Going along with the high cost of using a 3D printer, you may need to factor in the cost of repairs. 3D printers break a lot (even the more expensive models). This means that you either need to be really good at repairing machines or be able to afford to fix the printer.

That being said, the severity of this issue does depend on the printer and how the printer breaks. Perhaps the repairs are easy and simple to do yourself. In that case, no worries. But if you need to replace parts or something is wrong with the system, repairs could be a burdensome thing.

You Need To Know The Programs

Unfortunately, 3D printing objects is not as easy as printing a piece of paper. Just like you need to know programs for designing pages to be printed, you need to know the programs for printing 3D models. Some of these programs are free, but like everything, the best options require payment.

That being said, there are pre-made 3D model plans that you can find/buy online but only using pre-made designs isn’t worth the cost of having your own 3D printer.


3D printers require ventilation. First, because certain materials emit very foul plastic odors. Some materials stink worse than others, but they all give off an odor. Second, 3D printers emit nondetectable nanoparticles. These particles could be breathed in and so far, there aren’t studies on how that can affect long-term health. It’s better to be safe than sorry.

Most of the affordable 3D printer options do not have enclosed build areas. Meaning, the finicky moving parts and hot end are completely exposed. This first increases the risk of the 3D printer being damaged. Second, this becomes a danger if you have small children or pets. If a child or pet should stick their finger or nose into the build area, they could be burned or otherwise injured. Along with the harm this could cause, it could also break the printer.

Although this is only a small annoyance for most, 3D printing is also fairly loud. Depending on where you plan to keep your 3D printer, the noise could be problematic.

When Is It Worth It?

In summary, a 3D printer could very much be worth it for you if you have the money to spend, are handy with maintenance and repairs, have a lot of projects to use it for, want to be a little more environmentally sustainable, are planning for the future of technology, and/or want to sell your creations.

Additionally, it should not be overlooked that your desire is a factor. Are you really, really interested in design and building models? Do you love creating useful things? Are you passionate about some aspect of 3D printing? Do you want to be an inventor? If getting a 3D printer is important to you for any of these reasons, then buying one is probably going to be worth it to you.

When Is It Not Worth It?

If you aren’t sure you can afford a 3D printer, don’t rush into this decision. Like we said before, they will be around for a while and you can always get one later when it’s within your budget.

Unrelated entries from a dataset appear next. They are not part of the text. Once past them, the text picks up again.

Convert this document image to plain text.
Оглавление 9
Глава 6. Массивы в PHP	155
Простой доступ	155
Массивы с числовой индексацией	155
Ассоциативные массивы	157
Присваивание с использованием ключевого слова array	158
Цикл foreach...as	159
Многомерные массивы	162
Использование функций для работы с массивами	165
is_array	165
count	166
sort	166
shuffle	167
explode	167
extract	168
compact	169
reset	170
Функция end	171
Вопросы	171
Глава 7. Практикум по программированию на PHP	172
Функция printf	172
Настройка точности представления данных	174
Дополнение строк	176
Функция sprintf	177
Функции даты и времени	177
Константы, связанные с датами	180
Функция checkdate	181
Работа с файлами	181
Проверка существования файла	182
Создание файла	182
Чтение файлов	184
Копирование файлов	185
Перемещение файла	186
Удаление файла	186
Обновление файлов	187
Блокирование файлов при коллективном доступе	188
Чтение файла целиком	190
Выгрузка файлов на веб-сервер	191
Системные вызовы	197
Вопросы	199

If you don’t know what you’re actually going to use it for or can only think of a couple of projects, then it’s probably not worth the money or hassle. If you don’t want to learn new programs, you shouldn’t get one. There is a learning curve for getting a 3D printer and you need to be fully invested in that learning to make the printer useful.

If you aren’t good with repairs and/or don’t want to worry about your machine breaking all the time, 3D printers probably aren’t for you in general. They do require a lot of work and that may make this purchase a burden rather than a benefit.